LOS ANGELES – "Fast & Furious" left the competition in the dust with a $72.5 million opening weekend, the best so far this year.
That topped last weekend's $59.3 million debut for DreamWorks Animation's "Monsters vs. Aliens," which slipped to second place with $33.5 million, raising its 10-day total to $105.7 million, according to studio estimates Sunday.
Universal's "Fast & Furious" also raced to a record for April debuts, easily passing the previous best of $42.2 million set in 2003 by "Anger Management."
It was a blockbuster opening more customary to summer. But Hollywood has been extending its busy season more and more by placing summer-style flicks earlier in the year.
"It's summer time in April," said Paul Dergarabedian, president of box office tracker Media By Numbers. "We've seen the summer season stretch from what used to be Memorial Day through Labor Day, then the first of May through Labor Day. Now maybe with `Fast & Furious,' it's going to be early April as the beginning of summer."
The weekend's other new wide release, Miramax's 1980s nostalgia comedy "Adventureland," debuted at No. 6 with $6 million. The movie stars Jesse Eisenberg and Kristen Stewart as summer workers at a second-rate theme park in the late '80s.

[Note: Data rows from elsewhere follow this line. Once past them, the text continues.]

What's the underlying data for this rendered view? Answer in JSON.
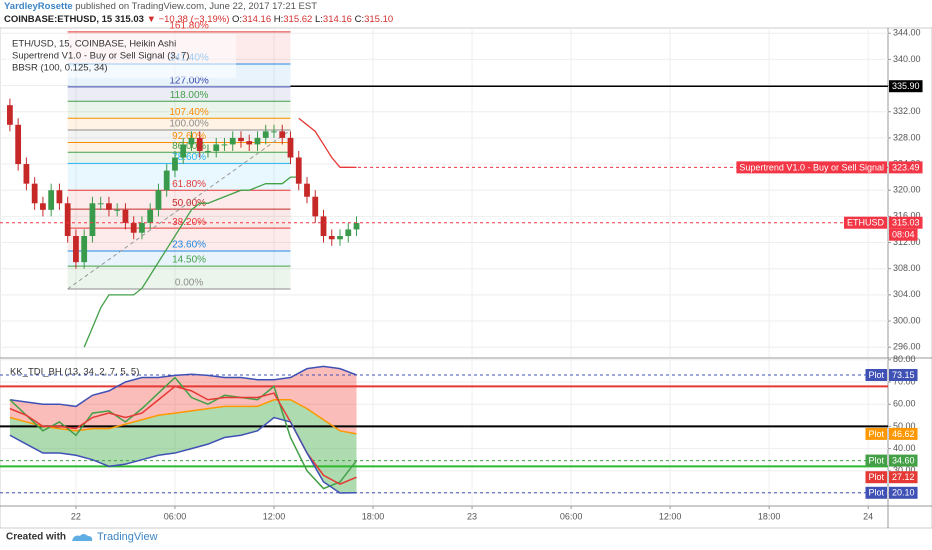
{
  "header": {
    "author": "YardleyRosette",
    "published": "published on TradingView.com, June 22, 2017 17:21 EST",
    "symbol": "COINBASE:ETHUSD, 15",
    "last": "315.03",
    "change": "▼ −10.38 (−3.19%)",
    "ohlc": [
      {
        "key": "O:",
        "value": "314.16"
      },
      {
        "key": "H:",
        "value": "315.62"
      },
      {
        "key": "L:",
        "value": "314.16"
      },
      {
        "key": "C:",
        "value": "315.10"
      }
    ]
  },
  "chart_data": [
    {
      "type": "candlestick",
      "legend": [
        "ETH/USD, 15, COINBASE, Heikin Ashi",
        "Supertrend V1.0 - Buy or Sell Signal (3, 7)",
        "BBSR (100, 0.125, 34)"
      ],
      "up_color": "#3a9a4c",
      "down_color": "#c62828",
      "x": [
        -4,
        -3.5,
        -3,
        -2.5,
        -2,
        -1.5,
        -1,
        -0.5,
        0,
        0.5,
        1,
        1.5,
        2,
        2.5,
        3,
        3.5,
        4,
        4.5,
        5,
        5.5,
        6,
        6.5,
        7,
        7.5,
        8,
        8.5,
        9,
        9.5,
        10,
        10.5,
        11,
        11.5,
        12,
        12.5,
        13,
        13.5,
        14,
        14.5,
        15,
        15.5,
        16,
        16.5,
        17
      ],
      "open": [
        333,
        330,
        324,
        321,
        318,
        317,
        320,
        318,
        313,
        309,
        313,
        318,
        318,
        317,
        317,
        315,
        313.5,
        315,
        317,
        320,
        323,
        325,
        327,
        328,
        326,
        326,
        327,
        327,
        328,
        327.5,
        327,
        328,
        329,
        329,
        328,
        325,
        321,
        319,
        316,
        313,
        312.5,
        313,
        314
      ],
      "high": [
        334,
        331,
        325,
        322,
        319,
        321,
        321,
        319,
        314,
        314,
        319,
        319,
        319,
        318,
        318,
        316,
        316,
        318,
        321,
        324,
        326,
        328,
        329,
        329,
        327,
        328,
        328,
        329,
        329,
        328.5,
        329,
        330,
        330,
        330,
        329,
        326,
        322,
        320,
        317,
        314,
        314,
        315,
        316
      ],
      "low": [
        329,
        323,
        320,
        317,
        316,
        316,
        317,
        312,
        308,
        308,
        312,
        317,
        316,
        316,
        314,
        312.5,
        312.5,
        314,
        316,
        319,
        322,
        324,
        326,
        325,
        325,
        325,
        326,
        326,
        326.5,
        326,
        326,
        327,
        328,
        327,
        324,
        320,
        318,
        315,
        312,
        311.5,
        311.5,
        312,
        313
      ],
      "close": [
        330,
        324,
        321,
        318,
        317,
        320,
        318,
        313,
        309,
        313,
        318,
        318,
        317,
        317,
        315,
        313.5,
        315,
        317,
        320,
        323,
        325,
        327,
        328,
        326,
        326,
        327,
        327,
        328,
        327.5,
        327,
        328,
        329,
        329,
        328,
        325,
        321,
        319,
        316,
        313,
        312.5,
        313,
        314,
        315
      ],
      "series": [
        {
          "color": "#43a047",
          "values": [
            null,
            null,
            null,
            null,
            null,
            null,
            null,
            null,
            null,
            296,
            299,
            302,
            304,
            304,
            304,
            304,
            305,
            307,
            309,
            311,
            313,
            315,
            317,
            318,
            318,
            318.5,
            319,
            319.5,
            320,
            320,
            320.5,
            321,
            321,
            321,
            322,
            322,
            null,
            null,
            null,
            null,
            null,
            null,
            null
          ]
        },
        {
          "color": "#e53935",
          "values": [
            null,
            null,
            null,
            null,
            null,
            null,
            null,
            null,
            null,
            null,
            null,
            null,
            null,
            null,
            null,
            null,
            null,
            null,
            null,
            null,
            null,
            null,
            null,
            null,
            null,
            null,
            null,
            null,
            null,
            null,
            null,
            null,
            null,
            null,
            null,
            331,
            330,
            329,
            327,
            325,
            323.5,
            323.5,
            323.49
          ]
        }
      ],
      "fib_range": [
        -0.5,
        13
      ],
      "fib_levels": [
        {
          "label": "161.80%",
          "value": 344.2,
          "color": "#e53935"
        },
        {
          "label": "141.40%",
          "value": 339.3,
          "color": "#1e88e5"
        },
        {
          "label": "127.00%",
          "value": 335.8,
          "color": "#3949ab"
        },
        {
          "label": "118.00%",
          "value": 333.6,
          "color": "#43a047"
        },
        {
          "label": "107.40%",
          "value": 331,
          "color": "#fb8c00"
        },
        {
          "label": "100.00%",
          "value": 329.2,
          "color": "#8d8d8d"
        },
        {
          "label": "92.60%",
          "value": 327.3,
          "color": "#fb8c00"
        },
        {
          "label": "86.00%",
          "value": 325.8,
          "color": "#43a047"
        },
        {
          "label": "78.60%",
          "value": 324.1,
          "color": "#29b6f6"
        },
        {
          "label": "61.80%",
          "value": 320,
          "color": "#e53935"
        },
        {
          "label": "50.00%",
          "value": 317.1,
          "color": "#c62828"
        },
        {
          "label": "38.20%",
          "value": 314.2,
          "color": "#e53935"
        },
        {
          "label": "23.60%",
          "value": 310.7,
          "color": "#1e88e5"
        },
        {
          "label": "14.50%",
          "value": 308.4,
          "color": "#43a047"
        },
        {
          "label": "0.00%",
          "value": 304.9,
          "color": "#8d8d8d"
        }
      ],
      "price_lines": [
        {
          "value": 335.9,
          "label": "335.90",
          "color": "#000000",
          "start": 13,
          "dashed": false
        },
        {
          "name": "Supertrend V1.0 - Buy or Sell Signal",
          "value": 323.49,
          "label": "323.49",
          "color": "#f23645",
          "start": 16,
          "dashed": true
        },
        {
          "name": "ETHUSD",
          "value": 315.03,
          "label": "315.03",
          "countdown": "08:04",
          "color": "#f23645",
          "dashed": true
        }
      ],
      "xlim": [
        -4.6,
        49.2
      ],
      "ylim": [
        294.5,
        344.8
      ],
      "yticks": [
        {
          "value": 296,
          "label": "296.00"
        },
        {
          "value": 300,
          "label": "300.00"
        },
        {
          "value": 304,
          "label": "304.00"
        },
        {
          "value": 308,
          "label": "308.00"
        },
        {
          "value": 312,
          "label": "312.00"
        },
        {
          "value": 316,
          "label": "316.00"
        },
        {
          "value": 320,
          "label": "320.00"
        },
        {
          "value": 324,
          "label": "324.00"
        },
        {
          "value": 328,
          "label": "328.00"
        },
        {
          "value": 332,
          "label": "332.00"
        },
        {
          "value": 336,
          "label": "336.00"
        },
        {
          "value": 340,
          "label": "340.00"
        },
        {
          "value": 344,
          "label": "344.00"
        }
      ],
      "grid": true
    },
    {
      "type": "line",
      "title": "KK_TDI_BH (13, 34, 2, 7, 5, 5)",
      "x": [
        -4,
        -3,
        -2,
        -1,
        0,
        1,
        2,
        3,
        4,
        5,
        6,
        7,
        8,
        9,
        10,
        11,
        12,
        13,
        14,
        15,
        16,
        17
      ],
      "series": [
        {
          "name": "Plot",
          "color": "#3f51b5",
          "last_line": true,
          "values": [
            62,
            61,
            60,
            60,
            59,
            64,
            66,
            70,
            72,
            72,
            73,
            73.5,
            73,
            72,
            72,
            71,
            71,
            72,
            76,
            77,
            76,
            73.15
          ],
          "value_labels": [
            null,
            null,
            null,
            null,
            null,
            null,
            null,
            null,
            null,
            null,
            null,
            null,
            null,
            null,
            null,
            null,
            null,
            null,
            null,
            null,
            null,
            "73.15"
          ]
        },
        {
          "name": "Plot",
          "color": "#ff9800",
          "last_line": false,
          "values": [
            54,
            52,
            50,
            49,
            48,
            49,
            49,
            51,
            53,
            55,
            56,
            57,
            58,
            59,
            59,
            59,
            62,
            62,
            58,
            53,
            48,
            46.62
          ],
          "value_labels": [
            null,
            null,
            null,
            null,
            null,
            null,
            null,
            null,
            null,
            null,
            null,
            null,
            null,
            null,
            null,
            null,
            null,
            null,
            null,
            null,
            null,
            "46.62"
          ]
        },
        {
          "name": "Plot",
          "color": "#43a047",
          "last_line": true,
          "values": [
            62,
            55,
            48,
            52,
            46,
            56,
            57,
            52,
            58,
            65,
            72,
            63,
            60,
            64,
            63,
            62,
            68,
            45,
            30,
            22,
            25,
            34.6
          ],
          "value_labels": [
            null,
            null,
            null,
            null,
            null,
            null,
            null,
            null,
            null,
            null,
            null,
            null,
            null,
            null,
            null,
            null,
            null,
            null,
            null,
            null,
            null,
            "34.60"
          ]
        },
        {
          "name": "Plot",
          "color": "#e53935",
          "last_line": false,
          "values": [
            58,
            55,
            50,
            50,
            49,
            54,
            56,
            54,
            56,
            62,
            68,
            66,
            62,
            63,
            63,
            63,
            65,
            52,
            38,
            28,
            24,
            27.12
          ],
          "value_labels": [
            null,
            null,
            null,
            null,
            null,
            null,
            null,
            null,
            null,
            null,
            null,
            null,
            null,
            null,
            null,
            null,
            null,
            null,
            null,
            null,
            null,
            "27.12"
          ]
        },
        {
          "name": "Plot",
          "color": "#3f51b5",
          "last_line": true,
          "values": [
            46,
            42,
            38,
            38,
            37,
            35,
            32,
            33,
            35,
            37,
            38,
            40,
            42,
            45,
            46,
            48,
            54,
            52,
            38,
            25,
            20,
            20.1
          ],
          "value_labels": [
            null,
            null,
            null,
            null,
            null,
            null,
            null,
            null,
            null,
            null,
            null,
            null,
            null,
            null,
            null,
            null,
            null,
            null,
            null,
            null,
            null,
            "20.10"
          ]
        }
      ],
      "levels": [
        {
          "value": 68,
          "color": "#e53935"
        },
        {
          "value": 50,
          "color": "#000000"
        },
        {
          "value": 32,
          "color": "#2eb82e"
        }
      ],
      "xlim": [
        -4.6,
        49.2
      ],
      "ylim": [
        14.6,
        79.9
      ],
      "yticks": [
        {
          "value": 20,
          "label": "20.00"
        },
        {
          "value": 30,
          "label": "30.00"
        },
        {
          "value": 40,
          "label": "40.00"
        },
        {
          "value": 50,
          "label": "50.00"
        },
        {
          "value": 60,
          "label": "60.00"
        },
        {
          "value": 70,
          "label": "70.00"
        },
        {
          "value": 80,
          "label": "80.00"
        }
      ],
      "xticks": [
        {
          "value": 0,
          "label": "22"
        },
        {
          "value": 6,
          "label": "06:00"
        },
        {
          "value": 12,
          "label": "12:00"
        },
        {
          "value": 18,
          "label": "18:00"
        },
        {
          "value": 24,
          "label": "23"
        },
        {
          "value": 30,
          "label": "06:00"
        },
        {
          "value": 36,
          "label": "12:00"
        },
        {
          "value": 42,
          "label": "18:00"
        },
        {
          "value": 48,
          "label": "24"
        }
      ],
      "grid": true
    }
  ],
  "footer": {
    "created_with": "Created with",
    "brand": "TradingView"
  }
}
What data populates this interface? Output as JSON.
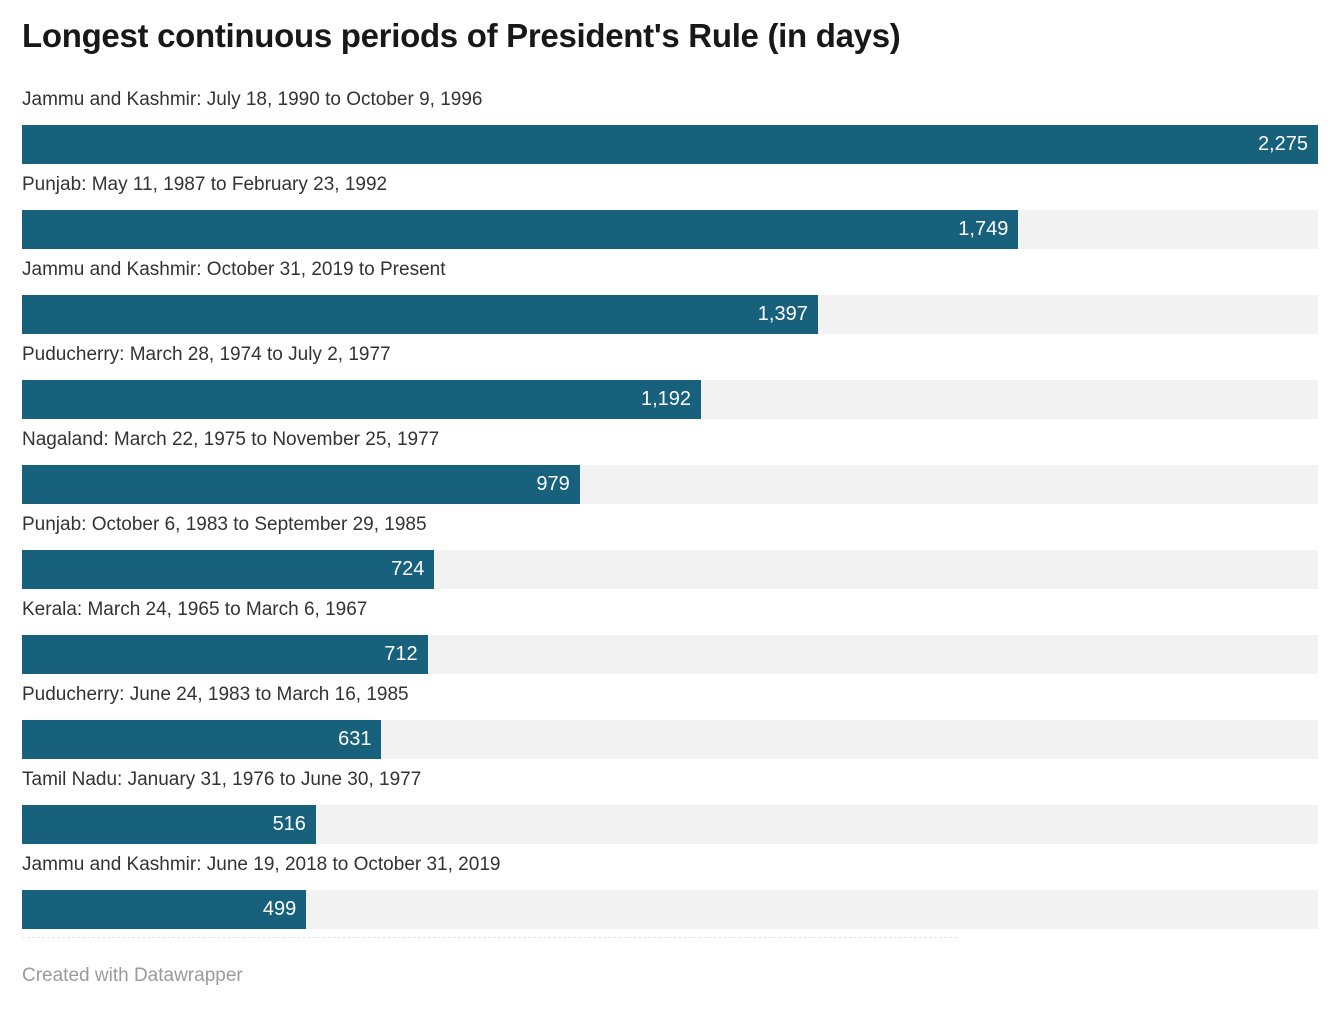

The fourth installment of the "Fast and the Furious" street-racing franchise brings back the four stars of the 2001 original — Vin Diesel, Paul Walker, Michelle Rodriguez and Jordana Brewster. The new movie has Diesel's fugitive driver and Walker's undercover cop reteaming for more illegal races as they take on a murderous drug lord.
The reunion paid off for distributor Universal, which also pulled in $30.1 million in 32 other countries where "Fast & Furious" was playing.
The original was a surprise hit, but the franchise was slowly running out of gas after the sequel "2 Fast 2 Furious," which starred Walker. Part three, "The Fast and the Furious: Tokyo Drift," had a new cast and took in a solid but unremarkable $62.5 million over its entire run.
But "Tokyo Drift" ended with a cameo by Diesel, sparking interest in reviving the series with the "Fast & Furious" reunion.
"The marketing campaign let everyone know it's not what you've seen before. It's the original cast," said Nikki Rocco, head of distribution for Universal. "For the audience, the first main reason to see the movie was the action, then the car racing, then Vin Diesel."
"Fast & Furious" paced Hollywood to another huge weekend, with overall revenues at $160 million, up 68 percent from the same period last year.
For the year, domestic revenues are running at a record pace of $2.57 billion, up 14.5 percent from 2008's, according to Media By Numbers. Factoring in 2009's higher ticket prices, movie attendance is running 12.8 percent ahead of last year's.
"The title of this movie perfectly describes the box office year of 2009. Fast and furious," Dergarabedian said.